Makes me wonder how exactly they classified South vs. North... Former Confederate states vs. everyone else? Either way, Geography cannot be a major factor.
California is not considered part of the South. It has a different heritage, history, demographic, income distribution, and in fact California's southern border is pretty close in terms of latitude to Louisiana's northern border, while its northerly border is similar to Pennsylvania's northern border.
In US geography, "The South" means something very different to the southern half of the country. Likewise, "The Midwest" is concentrated entirely in the eastern half of the country. "The South" is really the south-east corner of the country.
Is it just confederate states? Well, eleven states seceded, and 22 senators implies eleven states, so probably. Not sure where Kentucky fits in.
As others have noted, 'The South' in the context of 1964 is more likely to have meant ex-confederate states. Even today, nothing west of Texas is considered 'The South', though west of Texas inclusive is often called 'the Southwest'.
And, the South's population was relatively a lot smaller 45+ years ago. In 1960, Texas was the 6th most populous state, Florida 10th, Georgia 16th. Now Texas is 2nd, Florida 4th, Georgia 10th.
http://en.wikipedia.org/wiki/Simpsons_paradox#Implications_t...
The practical significance of Simpson's paradox surfaces in decision making situations where it poses the following dilemma: Which data should we consult in choosing an action, the aggregated or the partitioned? In the Kidney Stone example above, it is clear that if one is diagnosed with "Small Stones" or "Large Stones" the data for the respective subpopulation should be consulted and Treatment A would be preferred to Treatment B. But what if a patient is not diagnosed, and the size of the stone is not known; would it be appropriate to consult the aggregated data and administer Treatment B? This would stand contrary to common sense; a treatment that is preferred both under one condition and under its negation should also be preferred when the condition is unknown.
On the other hand, if the partitioned data is to be preferred a priori, what prevents one from partitioning the data into arbitrary sub-categories (say based on eye color or post-treatment pain) artificially constructed to yield wrong choices of treatments? Pearl[2] shows that, indeed, in many cases it is the aggregated, not the partitioned data that gives the correct choice of action. Worse yet, given the same table, one should sometimes follow the partitioned and sometimes the aggregated data, depending on the story behind the data; with each story dictating its own choice. Pearl[2] considers this to be the real paradox behind Simpson's reversal.

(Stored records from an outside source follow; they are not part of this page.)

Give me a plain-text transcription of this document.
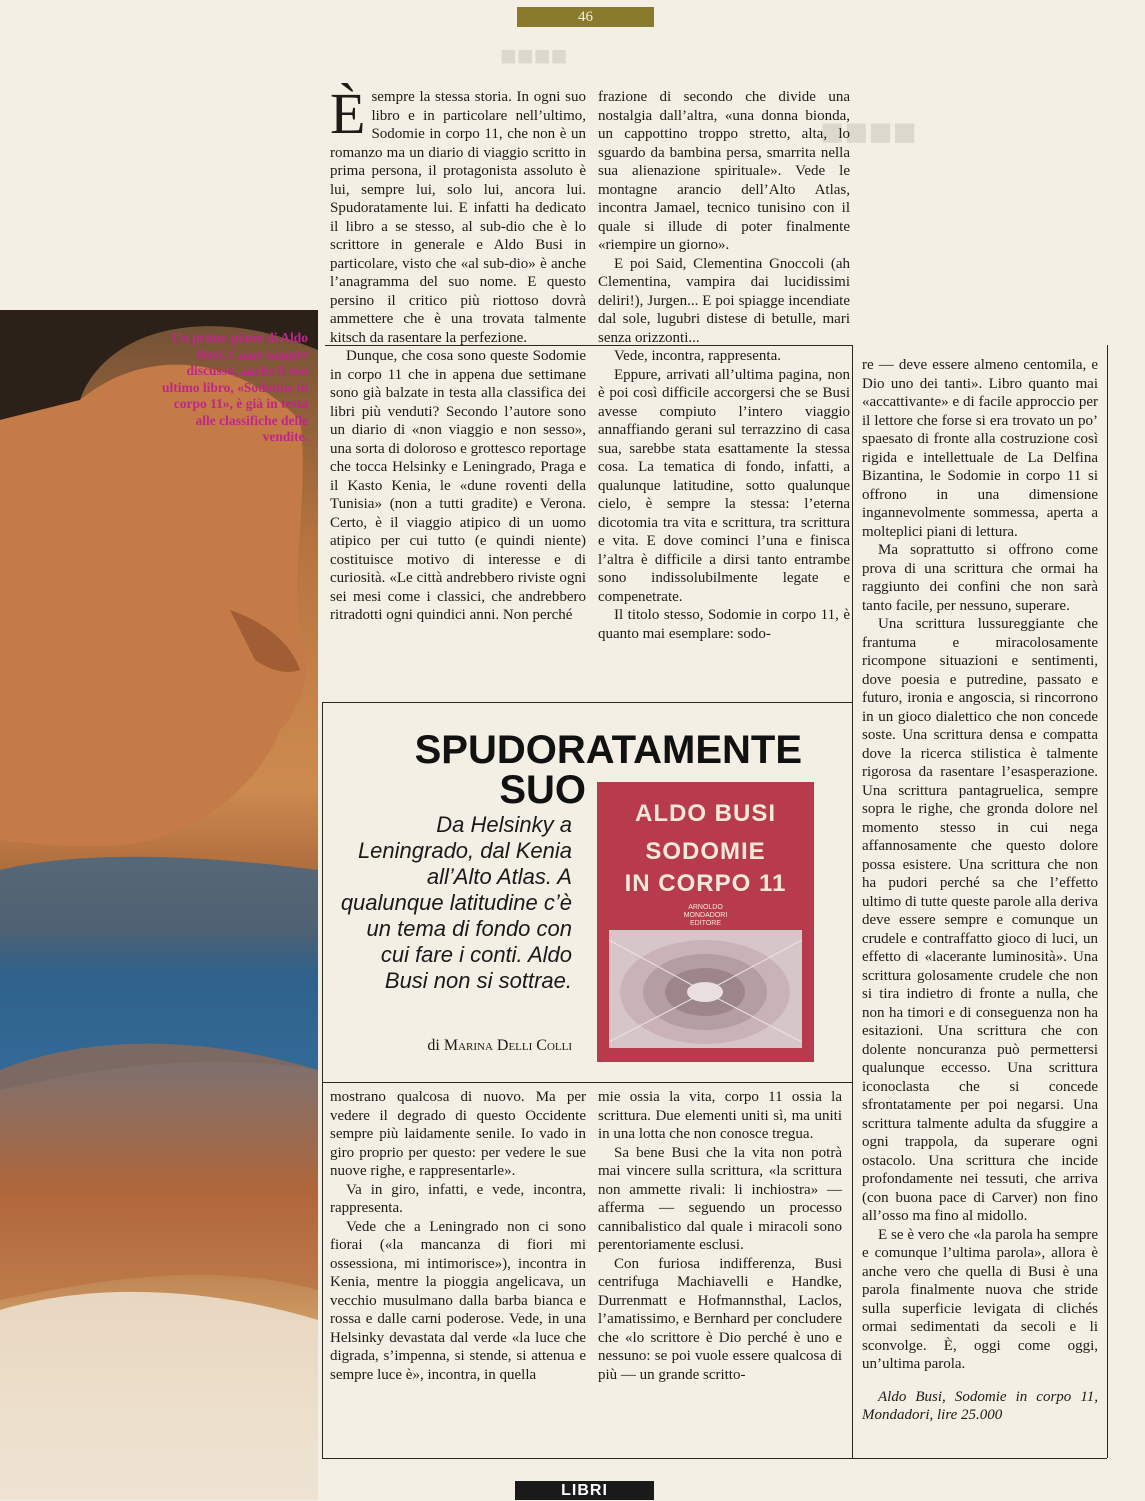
46
■■■■
■■■■
Un primo piano di Aldo Busi. Come sempre discusso, anche il suo ultimo libro, «Sodomie in corpo 11», è già in testa alle classifiche delle vendite.

Èsempre la stessa storia. In ogni suo libro e in particolare nell’ultimo, Sodomie in corpo 11, che non è un romanzo ma un diario di viaggio scritto in prima persona, il protagonista assoluto è lui, sempre lui, solo lui, ancora lui. Spudoratamente lui. E infatti ha dedicato il libro a se stesso, al sub-dio che è lo scrittore in generale e Aldo Busi in particolare, visto che «al sub-dio» è anche l’anagramma del suo nome. E questo persino il critico più riottoso dovrà ammettere che è una trovata talmente kitsch da rasentare la perfezione.

Dunque, che cosa sono queste Sodomie in corpo 11 che in appena due settimane sono già balzate in testa alla classifica dei libri più venduti? Secondo l’autore sono un diario di «non viaggio e non sesso», una sorta di doloroso e grottesco reportage che tocca Helsinky e Leningrado, Praga e il Kasto Kenia, le «dune roventi della Tunisia» (non a tutti gradite) e Verona. Certo, è il viaggio atipico di un uomo atipico per cui tutto (e quindi niente) costituisce motivo di interesse e di curiosità. «Le città andrebbero riviste ogni sei mesi come i classici, che andrebbero ritradotti ogni quindici anni. Non perché

frazione di secondo che divide una nostalgia dall’altra, «una donna bionda, un cappottino troppo stretto, alta, lo sguardo da bambina persa, smarrita nella sua alienazione spirituale». Vede le montagne arancio dell’Alto Atlas, incontra Jamael, tecnico tunisino con il quale si illude di poter finalmente «riempire un giorno».

E poi Said, Clementina Gnoccoli (ah Clementina, vampira dai lucidissimi deliri!), Jurgen... E poi spiagge incendiate dal sole, lugubri distese di betulle, mari senza orizzonti...

Vede, incontra, rappresenta.

Eppure, arrivati all’ultima pagina, non è poi così difficile accorgersi che se Busi avesse compiuto l’intero viaggio annaffiando gerani sul terrazzino di casa sua, sarebbe stata esattamente la stessa cosa. La tematica di fondo, infatti, a qualunque latitudine, sotto qualunque cielo, è sempre la stessa: l’eterna dicotomia tra vita e scrittura, tra scrittura e vita. E dove cominci l’una e finisca l’altra è difficile a dirsi tanto entrambe sono indissolubilmente legate e compenetrate.

Il titolo stesso, Sodomie in corpo 11, è quanto mai esemplare: sodo-

re — deve essere almeno centomila, e Dio uno dei tanti». Libro quanto mai «accattivante» e di facile approccio per il lettore che forse si era trovato un po’ spaesato di fronte alla costruzione così rigida e intellettuale de La Delfina Bizantina, le Sodomie in corpo 11 si offrono in una dimensione ingannevolmente sommessa, aperta a molteplici piani di lettura.

Ma soprattutto si offrono come prova di una scrittura che ormai ha raggiunto dei confini che non sarà tanto facile, per nessuno, superare.

Una scrittura lussureggiante che frantuma e miracolosamente ricompone situazioni e sentimenti, dove poesia e putredine, passato e futuro, ironia e angoscia, si rincorrono in un gioco dialettico che non concede soste. Una scrittura densa e compatta dove la ricerca stilistica è talmente rigorosa da rasentare l’esasperazione. Una scrittura pantagruelica, sempre sopra le righe, che gronda dolore nel momento stesso in cui nega affannosamente che questo dolore possa esistere. Una scrittura che non ha pudori perché sa che l’effetto ultimo di tutte queste parole alla deriva deve essere sempre e comunque un crudele e contraffatto gioco di luci, un effetto di «lacerante luminosità». Una scrittura golosamente crudele che non si tira indietro di fronte a nulla, che non ha timori e di conseguenza non ha esitazioni. Una scrittura che con dolente noncuranza può permettersi qualunque eccesso. Una scrittura iconoclasta che si concede sfrontatamente per poi negarsi. Una scrittura talmente adulta da sfuggire a ogni trappola, da superare ogni ostacolo. Una scrittura che incide profondamente nei tessuti, che arriva (con buona pace di Carver) non fino all’osso ma fino al midollo.

E se è vero che «la parola ha sempre e comunque l’ultima parola», allora è anche vero che quella di Busi è una parola finalmente nuova che stride sulla superficie levigata di clichés ormai sedimentati da secoli e li sconvolge. È, oggi come oggi, un’ultima parola.

Aldo Busi, Sodomie in corpo 11, Mondadori, lire 25.000

SPUDORATAMENTE
SUO
Da Helsinky a Leningrado, dal Kenia all’Alto Atlas. A qualunque latitudine c’è un tema di fondo con cui fare i conti. Aldo Busi non si sottrae.
di Marina Delli Colli
ALDO BUSI
SODOMIE
IN CORPO 11
ARNOLDO
MONDADORI
EDITORE

mostrano qualcosa di nuovo. Ma per vedere il degrado di questo Occidente sempre più laidamente senile. Io vado in giro proprio per questo: per vedere le sue nuove righe, e rappresentarle».

Va in giro, infatti, e vede, incontra, rappresenta.

Vede che a Leningrado non ci sono fiorai («la mancanza di fiori mi ossessiona, mi intimorisce»), incontra in Kenia, mentre la pioggia angelicava, un vecchio musulmano dalla barba bianca e rossa e dalle carni poderose. Vede, in una Helsinky devastata dal verde «la luce che digrada, s’impenna, si stende, si attenua e sempre luce è», incontra, in quella

mie ossia la vita, corpo 11 ossia la scrittura. Due elementi uniti sì, ma uniti in una lotta che non conosce tregua.

Sa bene Busi che la vita non potrà mai vincere sulla scrittura, «la scrittura non ammette rivali: li inchiostra» — afferma — seguendo un processo cannibalistico dal quale i miracoli sono perentoriamente esclusi.

Con furiosa indifferenza, Busi centrifuga Machiavelli e Handke, Durrenmatt e Hofmannsthal, Laclos, l’amatissimo, e Bernhard per concludere che «lo scrittore è Dio perché è uno e nessuno: se poi vuole essere qualcosa di più — un grande scritto-

LIBRI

As to why and how a story, not data, should dictate choices, the answer is that it is the story which encodes the causal relationships among the variables. Once we extract these relationships and represent them in a graph called a causal Bayesian network we can test algorithmically whether a given partition, representing confounding variables, gives the correct answer. The test, called "back-door," requires that we check whether the nodes corresponding to the confounding variables intercept certain paths in the graph. This reduces Simpson's Paradox to an exercise in graph theory.